From Cardinal Seán’s blog
Last Thursday, I was very honored to receive an honorary doctorate from Ave Maria University in Florida.
Ave Maria is a relatively new Catholic university that was founded by Tom Monaghan, a man who had been raised in a Catholic orphanage and became a multi-millionaire as the founder of Domino’s Pizza.
At one point in his life after reading C.S. Lewis’ “Mere Christianity” he had a deep conversion and has decided to use all of his wealth on behalf of the Church and society.
I first became aware of his work when he rebuilt the cathedral in Managua, Nicaragua, after the earthquake there in 1972. He also sent his plane to the Virgin Islands with generators when I was trying to open the schools after Hurricane Hugo.
We opened the Catholic schools immediately in tents but I needed generators to be able to flush the toilets. I told the pastors: If we can flush the toilets we can open the schools.
The public schools were closed for about two years, but we opened the Catholic schools immediately. His jet plane brought the generators down and, when he landed, all the people on St. Croix were so excited. The planes said Domino’s Pizza on them and we were living on coconut milk and cold baked beans at the time. They said “The bishop sent out for pizza!”
This was my first visit to the campus there in Florida, near Naples. The president is Dr. Nick Healy, who is the uncle of a Boston priest serving on the faculty of St. John’s, Father Bob Oliver.
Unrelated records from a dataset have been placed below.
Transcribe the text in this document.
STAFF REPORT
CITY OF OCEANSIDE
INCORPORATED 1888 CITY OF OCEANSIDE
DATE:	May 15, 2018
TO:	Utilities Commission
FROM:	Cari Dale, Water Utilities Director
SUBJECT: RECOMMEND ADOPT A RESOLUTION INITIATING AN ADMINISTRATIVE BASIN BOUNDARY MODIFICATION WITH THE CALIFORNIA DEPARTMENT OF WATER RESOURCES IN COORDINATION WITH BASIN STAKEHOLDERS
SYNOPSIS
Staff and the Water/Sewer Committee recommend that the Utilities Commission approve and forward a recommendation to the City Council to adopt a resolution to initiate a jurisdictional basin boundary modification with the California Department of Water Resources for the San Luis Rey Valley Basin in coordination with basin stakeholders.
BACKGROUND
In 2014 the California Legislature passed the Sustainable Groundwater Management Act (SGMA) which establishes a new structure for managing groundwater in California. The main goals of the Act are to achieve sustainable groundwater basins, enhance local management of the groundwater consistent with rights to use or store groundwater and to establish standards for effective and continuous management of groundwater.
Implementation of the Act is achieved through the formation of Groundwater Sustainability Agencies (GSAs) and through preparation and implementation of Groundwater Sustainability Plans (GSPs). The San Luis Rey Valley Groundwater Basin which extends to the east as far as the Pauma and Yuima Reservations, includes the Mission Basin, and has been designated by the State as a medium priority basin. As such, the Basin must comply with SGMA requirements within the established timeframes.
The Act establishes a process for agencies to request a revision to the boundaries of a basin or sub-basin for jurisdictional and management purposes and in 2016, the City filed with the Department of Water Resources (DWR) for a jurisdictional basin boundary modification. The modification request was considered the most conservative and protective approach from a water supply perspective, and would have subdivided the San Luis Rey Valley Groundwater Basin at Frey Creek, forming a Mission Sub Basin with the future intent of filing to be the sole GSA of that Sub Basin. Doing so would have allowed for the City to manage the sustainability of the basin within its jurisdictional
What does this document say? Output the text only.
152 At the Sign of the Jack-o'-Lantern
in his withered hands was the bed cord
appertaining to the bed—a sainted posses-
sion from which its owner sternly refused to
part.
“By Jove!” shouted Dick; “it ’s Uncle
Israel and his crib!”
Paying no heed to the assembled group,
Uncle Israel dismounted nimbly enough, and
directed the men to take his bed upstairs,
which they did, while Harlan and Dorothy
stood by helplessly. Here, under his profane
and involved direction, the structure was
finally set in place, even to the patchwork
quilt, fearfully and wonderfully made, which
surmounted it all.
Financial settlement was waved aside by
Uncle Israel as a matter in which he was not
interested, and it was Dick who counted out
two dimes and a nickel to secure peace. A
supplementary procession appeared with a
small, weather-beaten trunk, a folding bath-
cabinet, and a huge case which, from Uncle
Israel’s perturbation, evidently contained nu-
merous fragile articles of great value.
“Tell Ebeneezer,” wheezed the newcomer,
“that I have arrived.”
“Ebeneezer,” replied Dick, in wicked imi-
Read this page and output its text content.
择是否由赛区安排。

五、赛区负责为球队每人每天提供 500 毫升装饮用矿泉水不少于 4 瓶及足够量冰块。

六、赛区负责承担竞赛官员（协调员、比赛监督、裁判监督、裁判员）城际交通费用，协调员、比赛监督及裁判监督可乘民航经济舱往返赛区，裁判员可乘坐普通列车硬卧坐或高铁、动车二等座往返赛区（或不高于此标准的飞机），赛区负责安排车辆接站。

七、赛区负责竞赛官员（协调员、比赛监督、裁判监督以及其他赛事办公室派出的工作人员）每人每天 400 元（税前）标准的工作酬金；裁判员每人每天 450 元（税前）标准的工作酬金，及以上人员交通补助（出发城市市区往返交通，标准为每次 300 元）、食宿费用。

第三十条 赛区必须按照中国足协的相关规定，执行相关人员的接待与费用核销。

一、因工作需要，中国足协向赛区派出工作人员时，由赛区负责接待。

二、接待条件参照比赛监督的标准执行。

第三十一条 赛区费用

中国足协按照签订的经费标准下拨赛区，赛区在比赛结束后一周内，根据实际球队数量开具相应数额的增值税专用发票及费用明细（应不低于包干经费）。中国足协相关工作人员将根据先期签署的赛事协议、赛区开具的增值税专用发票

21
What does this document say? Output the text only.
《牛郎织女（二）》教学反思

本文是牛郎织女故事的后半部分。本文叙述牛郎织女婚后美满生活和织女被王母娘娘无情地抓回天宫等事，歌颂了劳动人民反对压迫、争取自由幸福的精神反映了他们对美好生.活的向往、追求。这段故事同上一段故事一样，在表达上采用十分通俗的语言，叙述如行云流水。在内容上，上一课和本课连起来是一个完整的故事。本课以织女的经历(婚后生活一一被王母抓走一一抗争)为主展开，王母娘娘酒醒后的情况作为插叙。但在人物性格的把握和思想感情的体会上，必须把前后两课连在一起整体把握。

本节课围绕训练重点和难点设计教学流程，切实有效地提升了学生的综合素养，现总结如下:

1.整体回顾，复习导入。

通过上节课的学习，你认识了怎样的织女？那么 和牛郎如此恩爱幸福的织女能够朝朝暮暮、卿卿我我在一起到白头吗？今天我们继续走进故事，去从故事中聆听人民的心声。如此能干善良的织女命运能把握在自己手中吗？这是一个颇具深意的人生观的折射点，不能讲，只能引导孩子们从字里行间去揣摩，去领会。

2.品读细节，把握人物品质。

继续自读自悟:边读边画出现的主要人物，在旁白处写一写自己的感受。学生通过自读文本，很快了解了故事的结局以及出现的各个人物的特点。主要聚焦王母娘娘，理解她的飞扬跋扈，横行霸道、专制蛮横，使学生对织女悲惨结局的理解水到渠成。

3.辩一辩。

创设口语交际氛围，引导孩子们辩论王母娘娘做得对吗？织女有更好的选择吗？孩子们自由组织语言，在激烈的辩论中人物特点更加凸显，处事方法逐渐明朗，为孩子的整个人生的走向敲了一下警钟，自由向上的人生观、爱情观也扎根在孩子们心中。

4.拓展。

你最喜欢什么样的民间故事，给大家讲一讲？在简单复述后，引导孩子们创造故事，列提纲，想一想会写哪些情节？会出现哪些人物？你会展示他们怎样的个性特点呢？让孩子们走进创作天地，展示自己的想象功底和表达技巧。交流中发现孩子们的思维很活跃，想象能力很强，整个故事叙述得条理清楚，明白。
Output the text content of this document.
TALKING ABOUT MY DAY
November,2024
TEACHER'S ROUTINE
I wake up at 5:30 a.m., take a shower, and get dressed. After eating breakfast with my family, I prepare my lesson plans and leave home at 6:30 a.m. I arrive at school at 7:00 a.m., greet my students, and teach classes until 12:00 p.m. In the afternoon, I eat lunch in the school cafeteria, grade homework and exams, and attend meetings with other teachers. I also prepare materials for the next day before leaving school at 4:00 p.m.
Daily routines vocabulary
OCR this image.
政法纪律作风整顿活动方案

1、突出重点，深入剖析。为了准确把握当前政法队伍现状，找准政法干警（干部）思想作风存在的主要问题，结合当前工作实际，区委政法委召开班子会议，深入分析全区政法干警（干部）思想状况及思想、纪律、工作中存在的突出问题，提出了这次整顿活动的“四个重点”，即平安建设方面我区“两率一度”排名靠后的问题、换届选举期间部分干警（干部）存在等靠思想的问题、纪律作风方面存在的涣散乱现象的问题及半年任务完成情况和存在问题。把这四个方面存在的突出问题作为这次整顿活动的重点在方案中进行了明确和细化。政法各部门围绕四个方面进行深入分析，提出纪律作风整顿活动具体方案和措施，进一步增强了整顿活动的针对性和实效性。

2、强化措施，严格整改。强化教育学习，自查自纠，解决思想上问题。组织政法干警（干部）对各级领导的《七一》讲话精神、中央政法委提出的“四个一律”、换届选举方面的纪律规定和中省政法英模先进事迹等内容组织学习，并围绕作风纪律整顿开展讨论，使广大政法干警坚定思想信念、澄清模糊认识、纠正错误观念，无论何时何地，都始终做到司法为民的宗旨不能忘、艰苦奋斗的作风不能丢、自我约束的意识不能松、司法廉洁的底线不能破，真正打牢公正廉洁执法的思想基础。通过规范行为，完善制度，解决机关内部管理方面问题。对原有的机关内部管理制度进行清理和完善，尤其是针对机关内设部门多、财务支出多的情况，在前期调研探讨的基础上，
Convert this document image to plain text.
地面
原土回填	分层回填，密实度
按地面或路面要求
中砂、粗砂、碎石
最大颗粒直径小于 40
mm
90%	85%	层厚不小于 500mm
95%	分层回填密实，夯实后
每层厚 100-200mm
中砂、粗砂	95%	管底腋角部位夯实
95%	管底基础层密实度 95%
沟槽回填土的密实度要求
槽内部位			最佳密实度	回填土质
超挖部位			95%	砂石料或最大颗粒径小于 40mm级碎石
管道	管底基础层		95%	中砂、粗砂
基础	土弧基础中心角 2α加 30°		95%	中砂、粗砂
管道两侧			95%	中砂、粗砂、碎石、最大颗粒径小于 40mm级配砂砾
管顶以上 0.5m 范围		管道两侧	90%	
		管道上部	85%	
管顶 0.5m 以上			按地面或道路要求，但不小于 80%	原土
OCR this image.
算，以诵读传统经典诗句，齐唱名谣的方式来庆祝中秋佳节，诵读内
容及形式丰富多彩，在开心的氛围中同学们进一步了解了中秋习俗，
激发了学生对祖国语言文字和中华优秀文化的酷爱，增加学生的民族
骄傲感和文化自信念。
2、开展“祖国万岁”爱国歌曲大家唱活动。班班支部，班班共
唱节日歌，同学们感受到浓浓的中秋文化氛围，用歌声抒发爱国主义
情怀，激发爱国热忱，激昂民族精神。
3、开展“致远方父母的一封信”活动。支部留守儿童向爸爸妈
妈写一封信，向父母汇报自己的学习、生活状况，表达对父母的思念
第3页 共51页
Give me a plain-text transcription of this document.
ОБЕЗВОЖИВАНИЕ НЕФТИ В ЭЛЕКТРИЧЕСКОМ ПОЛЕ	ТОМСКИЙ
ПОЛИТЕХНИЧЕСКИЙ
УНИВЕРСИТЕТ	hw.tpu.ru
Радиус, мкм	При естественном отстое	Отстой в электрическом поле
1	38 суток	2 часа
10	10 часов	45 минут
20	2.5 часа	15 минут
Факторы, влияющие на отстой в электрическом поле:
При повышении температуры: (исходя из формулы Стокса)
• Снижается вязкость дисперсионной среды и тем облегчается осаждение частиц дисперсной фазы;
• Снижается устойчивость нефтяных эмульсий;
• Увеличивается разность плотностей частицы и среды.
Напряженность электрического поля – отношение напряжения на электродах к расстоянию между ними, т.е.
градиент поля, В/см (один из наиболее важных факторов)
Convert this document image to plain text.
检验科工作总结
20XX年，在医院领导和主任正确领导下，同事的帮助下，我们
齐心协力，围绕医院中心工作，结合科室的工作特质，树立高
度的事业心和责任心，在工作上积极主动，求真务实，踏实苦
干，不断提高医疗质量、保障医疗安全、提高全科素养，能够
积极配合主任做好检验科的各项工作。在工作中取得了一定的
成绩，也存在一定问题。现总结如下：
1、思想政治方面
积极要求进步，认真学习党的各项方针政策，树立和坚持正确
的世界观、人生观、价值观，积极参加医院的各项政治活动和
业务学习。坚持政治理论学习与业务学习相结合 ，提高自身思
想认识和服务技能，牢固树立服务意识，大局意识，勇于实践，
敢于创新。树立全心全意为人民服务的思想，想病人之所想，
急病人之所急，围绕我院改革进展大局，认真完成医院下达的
The university has about 800 students at that campus, another 500 in Nicaragua, plus the law school, which they have moved down to Naples.
We met a number of the students from Boston who are there, and some of the members of the faculty who had gone to Boston College.
I was awarded a Doctorate of Humane Letters, which they presented to me at the end of the Baccalaureate Mass I celebrated the evening before the commencement.
Ave Maria, like Steubenville, Magdalen College and Thomas More College, are colleges that have come about to give a very serious Catholic formation to their students through their strong Catholic identity.
On Sunday, I was back in Boston to celebrate a Mother’s Day Mass at St. Peter Parish in Dorchester with the Cape Verdean community. I concelebrated with St. Peter’s pastor, Father Jack Ahern.
Afterwards, we visited the parish center. The church was full. They had a wonderful musical program in honor of the mothers.
The Capuchins have had a very longstanding relationship with the Cape Verdean community since the time of Padre Pio and the Hermanas Franciscanas de la Imaculada Concepcion (Franciscan Sisters of the Immaculate Conception), an order founded by Padre Pio to work among the Cape Verdeans.
The Mass ended with a crowning with the Holy Ghost crown because the Sundays before Pentecost for the Portuguese-speaking Catholics are the “Domingas.”
At the end of Mass a family is consecrated to the Holy Spirit. They take the Holy Ghost crown to their home for a week, and then the following week another family will have it -- all part of the Novena before Pentecost.
On the way to the Mass, I stopped off at the Mothers Walk for Peace that takes place each year in Dorchester. Many mothers who were in the march also participated in the Mass at St. Peter’s.